> There are no on-demand GPUs at this scale.

> These two factors mean that GPU utilization comes in at 10-20%.

Why don't these two factors cancel out? Why wouldn't a company building a private GPU cluster for their own use, also sit a workload scheduler (e.g. Slurm) in front of it, enable credit accounting + usage-based-billing on it, and then let validated customer partners of theirs push batch jobs to their cluster — where each such job will receive huge spot resource allocations in what would otherwise be the cluster's low-duty point, to run to completion as quickly as possible?

Just a few such companies (and universities) deciding to rent their excess inference capacity out to local SMEs, would mean that there would then be "on-demand GPUs at this scale." (You'd have to go through a few meetings to get access to it, but no more than is required to e.g. get a mortgage on a house. Certainly nothing as bad as getting VC investment.)

This has always been precisely how the commercial market for HPC compute works: the validated customers of an HPC cluster sending off their flights of independent "wide but short" jobs, that get resource-packed + fair-scheduled between other clients' jobs into a 2D (nodes, time) matrix, with everything getting executed overnight, just a few wide jobs at a time.

So why don't we see a similar commercial "GPU HPC" market?

I can only assume that the companies building such clusters are either:

- investor-funded, and therefore not concerned with dedicating effort to invent ways to minimize the TCO of their GPUs, when they could instead put all their engineering+operational labor into grabbing market share

- bigcorps so big that they have contracts with one big overriding "customer" that can suck up 100% of their spare GPU-hours: their state's military / intelligence apparatus

...or, if not, then it must turn out that these clusters are being 100% utilized by their owners themselves — however unlikely that may seem.
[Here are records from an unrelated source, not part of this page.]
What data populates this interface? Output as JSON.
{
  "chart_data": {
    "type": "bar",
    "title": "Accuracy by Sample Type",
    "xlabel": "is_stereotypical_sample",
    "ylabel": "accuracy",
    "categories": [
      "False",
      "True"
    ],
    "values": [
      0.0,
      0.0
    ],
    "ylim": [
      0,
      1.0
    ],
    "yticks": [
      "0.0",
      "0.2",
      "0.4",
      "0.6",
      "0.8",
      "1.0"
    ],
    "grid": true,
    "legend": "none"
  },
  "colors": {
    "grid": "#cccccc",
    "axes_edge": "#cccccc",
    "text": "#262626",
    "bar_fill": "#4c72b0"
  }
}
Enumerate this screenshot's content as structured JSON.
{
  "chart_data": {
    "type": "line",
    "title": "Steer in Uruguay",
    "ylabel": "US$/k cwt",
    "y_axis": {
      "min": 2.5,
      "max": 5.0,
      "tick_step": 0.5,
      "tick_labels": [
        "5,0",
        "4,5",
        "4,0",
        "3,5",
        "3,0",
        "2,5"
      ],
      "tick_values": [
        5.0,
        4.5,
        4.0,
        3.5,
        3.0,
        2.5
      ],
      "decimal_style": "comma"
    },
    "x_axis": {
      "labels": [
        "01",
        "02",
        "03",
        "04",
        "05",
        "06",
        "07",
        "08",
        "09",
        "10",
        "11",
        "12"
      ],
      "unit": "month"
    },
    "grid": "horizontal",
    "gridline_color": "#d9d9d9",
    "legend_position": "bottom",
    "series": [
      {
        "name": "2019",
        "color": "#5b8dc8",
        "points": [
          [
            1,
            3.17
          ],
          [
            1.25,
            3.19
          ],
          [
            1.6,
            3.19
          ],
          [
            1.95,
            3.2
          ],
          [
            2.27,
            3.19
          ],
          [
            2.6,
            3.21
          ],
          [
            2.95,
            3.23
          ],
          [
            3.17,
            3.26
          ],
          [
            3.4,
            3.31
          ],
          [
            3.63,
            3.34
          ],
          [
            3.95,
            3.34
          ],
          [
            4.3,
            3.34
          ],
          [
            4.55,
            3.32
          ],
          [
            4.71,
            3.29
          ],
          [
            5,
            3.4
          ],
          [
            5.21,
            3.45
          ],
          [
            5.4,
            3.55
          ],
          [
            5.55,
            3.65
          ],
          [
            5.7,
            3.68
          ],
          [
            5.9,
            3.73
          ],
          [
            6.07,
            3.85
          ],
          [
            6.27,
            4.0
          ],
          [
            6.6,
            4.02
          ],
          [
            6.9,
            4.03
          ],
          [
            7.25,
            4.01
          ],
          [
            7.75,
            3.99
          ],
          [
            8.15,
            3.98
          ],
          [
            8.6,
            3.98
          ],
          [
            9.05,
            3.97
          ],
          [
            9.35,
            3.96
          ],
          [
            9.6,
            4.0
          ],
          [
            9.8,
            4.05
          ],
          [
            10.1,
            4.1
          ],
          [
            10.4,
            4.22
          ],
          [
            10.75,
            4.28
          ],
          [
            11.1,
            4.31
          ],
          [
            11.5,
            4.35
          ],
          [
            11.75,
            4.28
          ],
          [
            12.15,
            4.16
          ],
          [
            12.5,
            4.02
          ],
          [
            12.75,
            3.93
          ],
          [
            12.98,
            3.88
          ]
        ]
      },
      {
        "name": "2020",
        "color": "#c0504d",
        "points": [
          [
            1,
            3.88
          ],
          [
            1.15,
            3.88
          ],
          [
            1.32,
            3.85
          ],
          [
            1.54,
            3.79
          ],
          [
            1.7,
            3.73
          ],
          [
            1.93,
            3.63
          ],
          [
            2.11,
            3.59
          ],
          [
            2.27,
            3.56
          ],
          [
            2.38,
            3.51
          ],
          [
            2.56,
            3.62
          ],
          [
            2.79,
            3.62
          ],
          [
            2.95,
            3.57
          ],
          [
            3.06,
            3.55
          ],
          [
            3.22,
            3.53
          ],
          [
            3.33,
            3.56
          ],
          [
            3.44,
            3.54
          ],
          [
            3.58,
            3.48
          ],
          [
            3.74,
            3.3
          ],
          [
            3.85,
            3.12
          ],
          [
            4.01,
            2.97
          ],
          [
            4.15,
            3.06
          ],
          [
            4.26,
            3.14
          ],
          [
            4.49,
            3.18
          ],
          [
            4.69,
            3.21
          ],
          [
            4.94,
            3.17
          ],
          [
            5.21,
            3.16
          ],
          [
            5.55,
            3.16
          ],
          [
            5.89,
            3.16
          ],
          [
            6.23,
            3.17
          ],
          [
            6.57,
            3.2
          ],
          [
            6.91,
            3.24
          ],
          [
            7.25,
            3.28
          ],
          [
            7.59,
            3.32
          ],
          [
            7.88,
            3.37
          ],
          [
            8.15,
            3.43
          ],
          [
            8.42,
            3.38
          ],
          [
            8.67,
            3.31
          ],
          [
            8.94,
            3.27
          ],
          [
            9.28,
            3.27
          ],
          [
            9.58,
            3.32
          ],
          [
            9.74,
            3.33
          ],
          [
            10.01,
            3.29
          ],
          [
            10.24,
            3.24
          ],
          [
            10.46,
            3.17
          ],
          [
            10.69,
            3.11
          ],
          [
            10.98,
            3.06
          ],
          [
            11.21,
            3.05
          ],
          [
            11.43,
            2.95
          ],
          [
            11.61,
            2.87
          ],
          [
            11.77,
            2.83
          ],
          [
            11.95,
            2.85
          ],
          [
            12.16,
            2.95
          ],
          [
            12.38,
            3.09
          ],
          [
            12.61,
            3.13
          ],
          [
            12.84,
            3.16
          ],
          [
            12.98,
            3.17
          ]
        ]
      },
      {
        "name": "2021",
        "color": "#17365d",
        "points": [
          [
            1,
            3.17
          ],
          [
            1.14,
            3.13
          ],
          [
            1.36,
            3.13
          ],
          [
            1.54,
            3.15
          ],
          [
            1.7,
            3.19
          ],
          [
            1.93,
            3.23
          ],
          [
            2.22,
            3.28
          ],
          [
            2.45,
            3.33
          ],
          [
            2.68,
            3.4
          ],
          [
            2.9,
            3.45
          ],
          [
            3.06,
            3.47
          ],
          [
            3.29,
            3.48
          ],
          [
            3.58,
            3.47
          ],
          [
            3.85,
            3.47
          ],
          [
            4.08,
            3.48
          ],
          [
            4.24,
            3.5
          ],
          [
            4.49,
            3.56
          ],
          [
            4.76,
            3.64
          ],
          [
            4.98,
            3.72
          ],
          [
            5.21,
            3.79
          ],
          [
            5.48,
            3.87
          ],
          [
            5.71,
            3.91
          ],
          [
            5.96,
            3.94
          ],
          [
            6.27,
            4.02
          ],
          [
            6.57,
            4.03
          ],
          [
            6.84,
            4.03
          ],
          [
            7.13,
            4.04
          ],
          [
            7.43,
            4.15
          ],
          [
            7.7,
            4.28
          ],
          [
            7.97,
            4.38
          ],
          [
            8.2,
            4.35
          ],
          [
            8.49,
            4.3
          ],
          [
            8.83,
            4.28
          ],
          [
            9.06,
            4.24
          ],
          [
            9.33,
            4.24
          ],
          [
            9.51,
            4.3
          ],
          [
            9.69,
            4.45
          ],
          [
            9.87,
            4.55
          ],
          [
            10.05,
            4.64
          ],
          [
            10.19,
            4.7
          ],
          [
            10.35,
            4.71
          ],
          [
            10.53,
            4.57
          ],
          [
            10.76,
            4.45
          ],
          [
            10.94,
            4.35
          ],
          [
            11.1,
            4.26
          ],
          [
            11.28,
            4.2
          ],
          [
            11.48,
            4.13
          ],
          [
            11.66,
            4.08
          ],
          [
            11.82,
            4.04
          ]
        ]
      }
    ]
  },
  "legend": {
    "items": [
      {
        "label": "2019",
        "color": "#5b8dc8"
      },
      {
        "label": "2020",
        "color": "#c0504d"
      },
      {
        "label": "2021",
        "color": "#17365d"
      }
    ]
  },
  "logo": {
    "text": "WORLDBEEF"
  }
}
Because if none of these statements are true, then there's just a proverbial $20 bill sitting on the ground here. (And the best kind of $20 bill, too, from a company's perspective: rent extraction.)

▲

reachableceo 3 days ago | parent | next [-]

That is what I’m doing with my excess compute , excess fabrication , CNC, laser , 3d printing , reflow oven etc capacity in between hardware revs for my main product. I also bill out my trusted sub contractors.

I validate the compute renters because ITAR. Lots of hostile foreign powers trying to access compute .

My main business is ITAR related , so I have incredibly high security in place already.

We are multi tenant from day zero and have slurm etc in place for accounting reasons for federal contracts etc. we actually are spinning up federal contracting as a service and will do a ShowHN when that launches.

Riches in the niches and the business of business :)

▲

thenewwazoo 4 days ago | parent | prev | next [-]

> Why wouldn't a company ... let validated customer partners of theirs push batch jobs

A company standing up this infrastructure is presumably not in the business of selling time-shares of infrastructure, they're busy doing AI B2B pet food marketing or whatever. In order to make that sale, someone has to connect their underutilized assets with interested customers, which is outside of their core competency. Who's going to do that?

There's obviously an opportunity here for another company to be a market maker, but that's hard, and is its own speciality.

	▲	quacksilver 4 days ago \| parent \| next [-]
		There are services like vast.ai that act as marketplaces. You don't know who owns the GPUs / if or when your job will complete and if the owner is sniffing what you are processing though
	▲	loocorez 4 days ago \| parent \| prev \| next [-]
		Sounds like prime intellect
	▲	mistrial9 4 days ago \| parent \| prev [-]
		Snowflake ?

▲

fooker 4 days ago | parent | prev [-]

The software stack for doing what you suggest would cost about a hundred million to develop over five-ten years.

	▲	derefr a day ago \| parent \| next [-]
		Yes, "HPC workload-scheduling software with multi-tenant customer usage accounting" does cost a hundred million dollars to develop and takes 5–10 years to build. But some research labs (Lawrence Livermore National Laboratory, the research arm of HP, and a few others) got together to build it ~2002, and decided to make the results open source. And that's what SLURM is. No, really. > Slurm is the workload manager on about 60% of the TOP500 supercomputers.
	▲	appreciatorBus 4 days ago \| parent \| prev [-]
		But I was assured that this sort of stack could simply be vibed into existence?